Ce qui manque furieusement à notre époque, c’est un art de vivre avec les technologies. Une faculté d’accueil et de filtre, d’empuissantement choisi et de déconnexion assumée. Des pratiques qui nous ouvrent le monde chaque fois que l’addiction rôde, un rythme d’utilisation qui ne soit pas algorithmé, une écologie de l’attention qui nous décadre et une relation aux IA qui ne soit ni brute ni soumise.
À San Francisco, au coeur de la Silicon Valley, Alain Damasio met à l’épreuve sa pensée technocritique, dans l’idée de changer d’axe et de regard. Il arpente « le centre du monde » et se laisse traverser par un réel qui le bouleverse.

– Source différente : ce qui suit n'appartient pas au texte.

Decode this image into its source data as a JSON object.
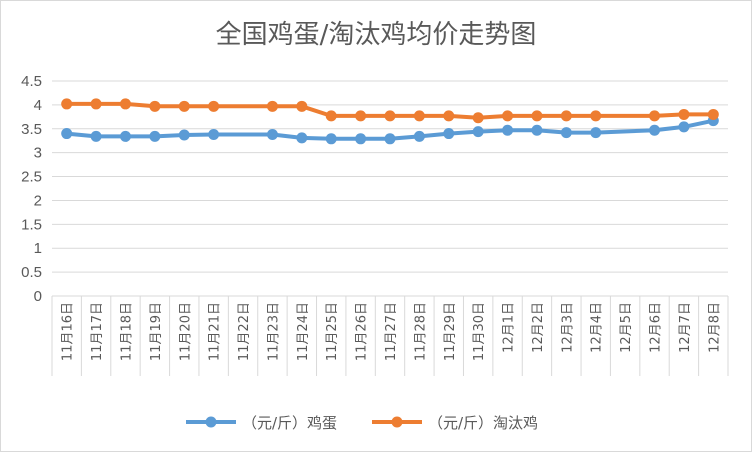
{
  "chart_data": {
    "type": "line",
    "title": "全国鸡蛋/淘汰鸡均价走势图",
    "xlabel": "",
    "ylabel": "",
    "ylim": [
      0,
      4.5
    ],
    "yticks": [
      "0",
      "0.5",
      "1",
      "1.5",
      "2",
      "2.5",
      "3",
      "3.5",
      "4",
      "4.5"
    ],
    "grid": true,
    "legend_position": "bottom",
    "categories": [
      "11月16日",
      "11月17日",
      "11月18日",
      "11月19日",
      "11月20日",
      "11月21日",
      "11月22日",
      "11月23日",
      "11月24日",
      "11月25日",
      "11月26日",
      "11月27日",
      "11月28日",
      "11月29日",
      "11月30日",
      "12月1日",
      "12月2日",
      "12月3日",
      "12月4日",
      "12月5日",
      "12月6日",
      "12月7日",
      "12月8日"
    ],
    "series": [
      {
        "name": "（元/斤）鸡蛋",
        "color": "#5b9bd5",
        "values": [
          3.4,
          3.34,
          3.34,
          3.34,
          3.37,
          3.38,
          null,
          3.38,
          3.31,
          3.29,
          3.29,
          3.29,
          3.34,
          3.4,
          3.44,
          3.47,
          3.47,
          3.42,
          3.42,
          null,
          3.47,
          3.54,
          3.67
        ]
      },
      {
        "name": "（元/斤）淘汰鸡",
        "color": "#ed7d31",
        "values": [
          4.02,
          4.02,
          4.02,
          3.97,
          3.97,
          3.97,
          null,
          3.97,
          3.97,
          3.77,
          3.77,
          3.77,
          3.77,
          3.77,
          3.73,
          3.77,
          3.77,
          3.77,
          3.77,
          null,
          3.77,
          3.8,
          3.8
        ]
      }
    ]
  }
}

Composé de sept chroniques littéraires et d’une nouvelle de science-fiction inédite, Vallée du silicium déploie un essai technopoétique troué par des visions qui entrelacent fascination, nostalgie et espoir. Du siège d’Apple aux quartiers dévastés par la drogue, de rencontres en portraits, l’auteur interroge tour à tour la prolifération des IA, l’art de coder et les métavers, les voitures autonomes ou l’avenir de nos corps, pour en dégager une lecture politique de l’époque et nous faire pressentir ces vies étranges qui nous attendent.
Recueil de nouvelles, 250 - 400 pages
Silicon Valley. Certains en rêvent, d’autres en cauchemardent.

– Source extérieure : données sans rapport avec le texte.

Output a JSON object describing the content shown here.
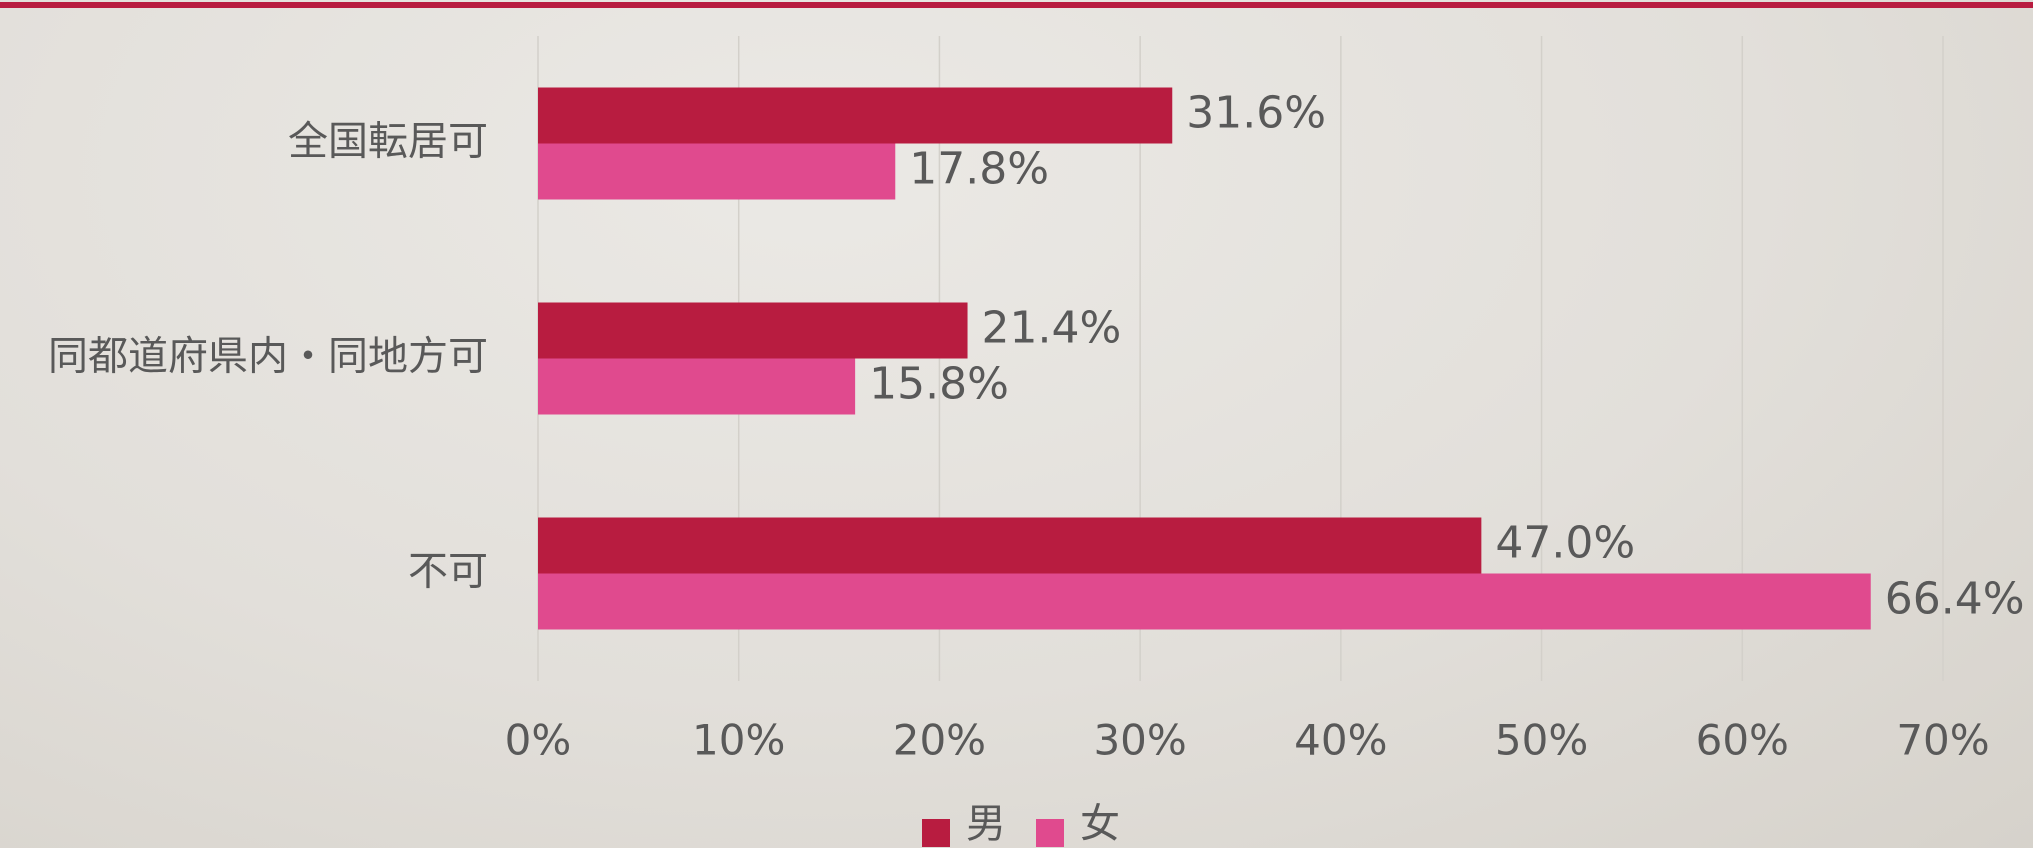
{
  "chart_data": {
    "type": "bar",
    "orientation": "horizontal",
    "categories": [
      "全国転居可",
      "同都道府県内・同地方可",
      "不可"
    ],
    "series": [
      {
        "name": "男",
        "color": "#b81c40",
        "values": [
          31.6,
          21.4,
          47.0
        ],
        "value_labels": [
          "31.6%",
          "21.4%",
          "47.0%"
        ]
      },
      {
        "name": "女",
        "color": "#e04a8e",
        "values": [
          17.8,
          15.8,
          66.4
        ],
        "value_labels": [
          "17.8%",
          "15.8%",
          "66.4%"
        ]
      }
    ],
    "xlim": [
      0,
      70
    ],
    "xticks": [
      {
        "value": 0,
        "label": "0%"
      },
      {
        "value": 10,
        "label": "10%"
      },
      {
        "value": 20,
        "label": "20%"
      },
      {
        "value": 30,
        "label": "30%"
      },
      {
        "value": 40,
        "label": "40%"
      },
      {
        "value": 50,
        "label": "50%"
      },
      {
        "value": 60,
        "label": "60%"
      },
      {
        "value": 70,
        "label": "70%"
      }
    ],
    "grid": true,
    "legend": "bottom"
  }
}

Alain Damasio nous gratifie de sa vision d’un futur proche, quasi présent, que nous concoctent les GAFAM et autres start-ups. Les objets connectés, les mondes virtuels, la réalité augmentée, les voitures autonomes, l’IA, le transhumanisme…
Et son propos est croustillant, parfois acerbe, parfois alarmé. D’un côté, il ne nie pas les bienfaits que peut apporter la technologie, quand elle est utilisée à bon escient. Et de l’autre, il dénonce ses dérives qui nous coupent petit à petit de notre part d’humanité, de notre capacité à nous émerveiller des choses simples de la vie. Il s’insurge contre les profits financiers et indécents qui sont les principaux moteurs du progrès technologique, ces profits qui font fi du climat et de la souffrance des enfants qui travaillent pour nous dans des conditions atroces. Il questionne aussi cette facilité de l’humain à accepter sa soumission aux technologies sans se soucier de leurs conséquences aliénantes.

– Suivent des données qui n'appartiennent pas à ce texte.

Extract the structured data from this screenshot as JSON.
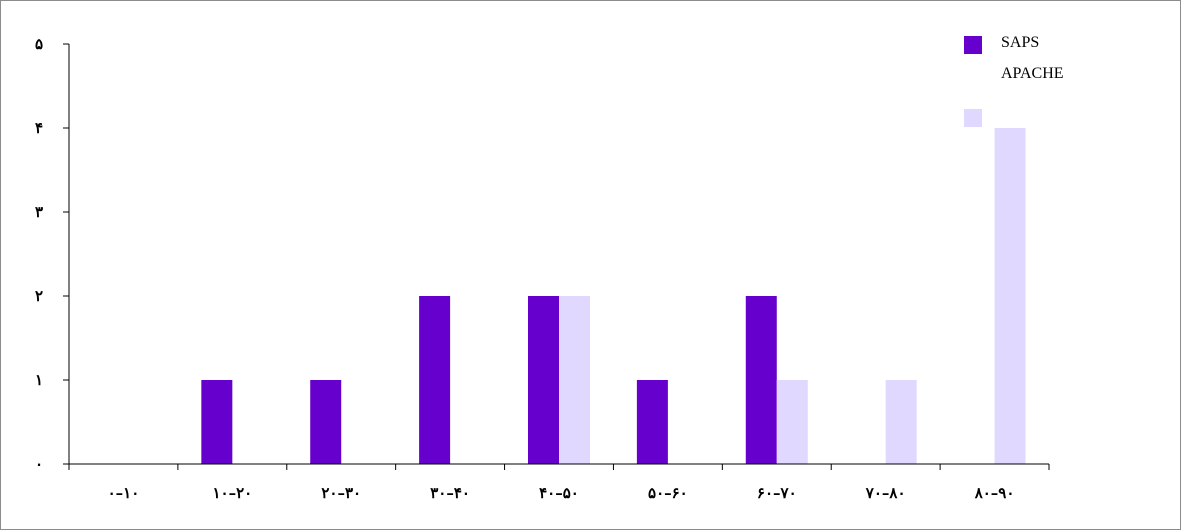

Il en parle comme il en parlerait dans un de ses romans de science-fiction, avec passion, avec une sensibilité d’artiste, avec un regard humaniste et un brin nostalgique. Porté par sa verve, on a d’ailleurs parfois l’impression de baigner dans une fiction.
Le livre se conclut sur une nouvelle détonante qui met en jeu tout ce qui a été évoqué en amont. J’ai beaucoup aimé cette idée du climat qui se rebelle de façon ciblée, intelligente, contre les machines. Ses protagonistes se retrouvent acculés dans un monde où la frontière entre la vie et la mort n’a jamais été aussi floue, où la distinction entre être biologique et robot n’a jamais été aussi incertaine.